Un certain Ernesto

Carnets de voyage, de Walter Salles (sortie à Paris le 8 septembre)

Publié le 7 septembre 2004 Lecture : 3 minutes.

À quoi ressemble un révolutionnaire avant de devenir révolutionnaire ? C’est avec cette question en tête que le spectateur va voir ces Carnets de voyage qui relatent un épisode très connu de la vie de l’icône des contestataires de gauche : le périple d’Ernesto Guevara, le futur Che, à travers l’Amérique latine.
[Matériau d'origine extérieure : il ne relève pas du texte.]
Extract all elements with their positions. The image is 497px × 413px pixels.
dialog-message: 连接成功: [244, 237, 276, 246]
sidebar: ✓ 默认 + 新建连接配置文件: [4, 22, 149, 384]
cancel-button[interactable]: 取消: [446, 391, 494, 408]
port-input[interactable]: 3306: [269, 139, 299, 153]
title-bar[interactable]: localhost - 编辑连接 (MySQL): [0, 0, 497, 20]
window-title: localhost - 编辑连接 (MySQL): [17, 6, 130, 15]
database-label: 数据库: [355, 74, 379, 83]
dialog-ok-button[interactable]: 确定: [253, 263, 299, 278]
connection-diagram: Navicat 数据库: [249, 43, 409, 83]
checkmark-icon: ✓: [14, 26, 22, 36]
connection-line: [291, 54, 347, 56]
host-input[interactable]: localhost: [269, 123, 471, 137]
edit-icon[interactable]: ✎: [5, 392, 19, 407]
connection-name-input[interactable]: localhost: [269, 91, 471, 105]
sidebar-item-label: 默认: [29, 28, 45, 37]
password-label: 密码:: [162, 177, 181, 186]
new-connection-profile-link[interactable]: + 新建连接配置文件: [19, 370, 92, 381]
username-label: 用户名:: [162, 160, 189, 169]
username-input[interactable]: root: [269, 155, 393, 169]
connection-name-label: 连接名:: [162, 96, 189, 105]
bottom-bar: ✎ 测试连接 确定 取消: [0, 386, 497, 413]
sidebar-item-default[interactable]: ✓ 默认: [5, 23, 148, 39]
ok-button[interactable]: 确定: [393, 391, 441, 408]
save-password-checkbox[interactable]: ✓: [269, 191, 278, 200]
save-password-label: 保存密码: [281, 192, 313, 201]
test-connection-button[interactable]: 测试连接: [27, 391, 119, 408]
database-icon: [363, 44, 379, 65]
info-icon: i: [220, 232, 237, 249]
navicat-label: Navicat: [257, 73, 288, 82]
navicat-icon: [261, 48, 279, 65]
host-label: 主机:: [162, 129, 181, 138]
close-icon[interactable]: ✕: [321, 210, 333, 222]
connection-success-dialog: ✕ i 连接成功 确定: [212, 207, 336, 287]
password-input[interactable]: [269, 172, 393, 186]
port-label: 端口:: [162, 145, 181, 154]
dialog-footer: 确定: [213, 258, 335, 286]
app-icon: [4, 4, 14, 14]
Un voyage effectué en 1952 sur une vieille moto, par celui qui était encore un étudiant en médecine de 23 ans, en compagnie de son ami Alberto Granado. Le futur lieutenant de Fidel Castro a raconté cette aventure dans son ouvrage culte, Diarios de Motocicleta. Son compagnon de route y fait aussi allusion dans ses Mémoires. Ces deux livres ont directement inspiré le scénario du film.
Partis de Buenos Aires sur l’antique Norton 500 d’Alberto, les deux jeunes Argentins issus de la bourgeoisie locale vont parcourir en moins d’un an plus de 10 000 kilomètres. Leur vie en sera bouleversée. Après avoir sillonné les vastes étendues du sud de leur pays, où Ernesto rencontre pour la dernière fois sa « fiancée », une jeune fille bien comme il faut qui n’aura pas la patience de l’attendre, nos deux apprentis explorateurs traversent les Andes jusqu’au Chili. Puis ils rejoignent le Pérou, avant de séjourner un long moment dans une léproserie au coeur de l’Amazonie, dernière étape avant le retour au pays via le Venezuela.
Contre toute attente, Carnets de voyage, ne relève pas du genre road movie. À travers le récit de ce voyage d’initiation, le réalisateur brésilien Walter Salles entend avant tout relater la transformation psychologique de ses héros. Et en premier lieu celle d’Ernesto. Les moments forts du film ne se limitent pas aux mésaventures des motards qui, de panne en panne et de rencontres en rencontres, accumulent les expériences périlleuses ou inattendues. L’accent est mis sur des épisodes instructifs comme la rencontre de travailleurs miséreux dans les mines de cuivre des Andes ou, surtout, sur le « stage » qu’effectue Ernesto, déjà spécialisé dans ce domaine, chez les lépreux de San Pablo, au Pérou. C’est là, suggère-t-on, qu’au contact d’hommes frappés par la maladie et l’exclusion sociale, le futur Che – qui a laissé derrière lui son passé de nanti – voit mûrir sa conscience politique. Quelques années avant la rencontre décisive avec des révolutionnaires cubains au Venezuela…
Magnifiquement filmé, joué par deux excellents acteurs, monté de façon efficace, non dénué d’humour, Carnets de voyage semble avoir tout pour plaire. Il a d’ailleurs remporté un triomphe public lors de sa présentation au Festival de Cannes et il est probable que sa sortie en salles le transformera en succès. Pourtant, on peut aussi se sentir frustré, voire floué, après avoir vu un tel film, tout en reconnaissant qu’il n’est jamais ennuyeux.
L’évidence du parcours initiatique d’un jeune médecin qui, ayant déjà la vocation de secourir son prochain, découvre l’ampleur des inégalités sociales et des injustices de l’Amérique latine est des plus gênantes. Un personnage si peu contradictoire et quasi « sanctifié » perd beaucoup d’épaisseur. À tel point, d’ailleurs, que si l’on ne connaissait pas la suite de l’histoire, on pourrait croire que le futur Che était plus vraisemblablement Alberto qu’Ernesto, trop naïf à bien des égards pour connaître un destin grandiose. La meilleure des hagiographies est toujours moins convaincante que le plus banal des films « à hauteur d’homme ». Voilà pourquoi, pour qui voudrait saisir la personnalité du Che, il faut espérer que les prochains films qui seront consacrés au guérillero martyr – on en annonce deux, signés Steven Soderbergh et Terrence Malik – seront tout aussi distrayants, mais moins simplistes.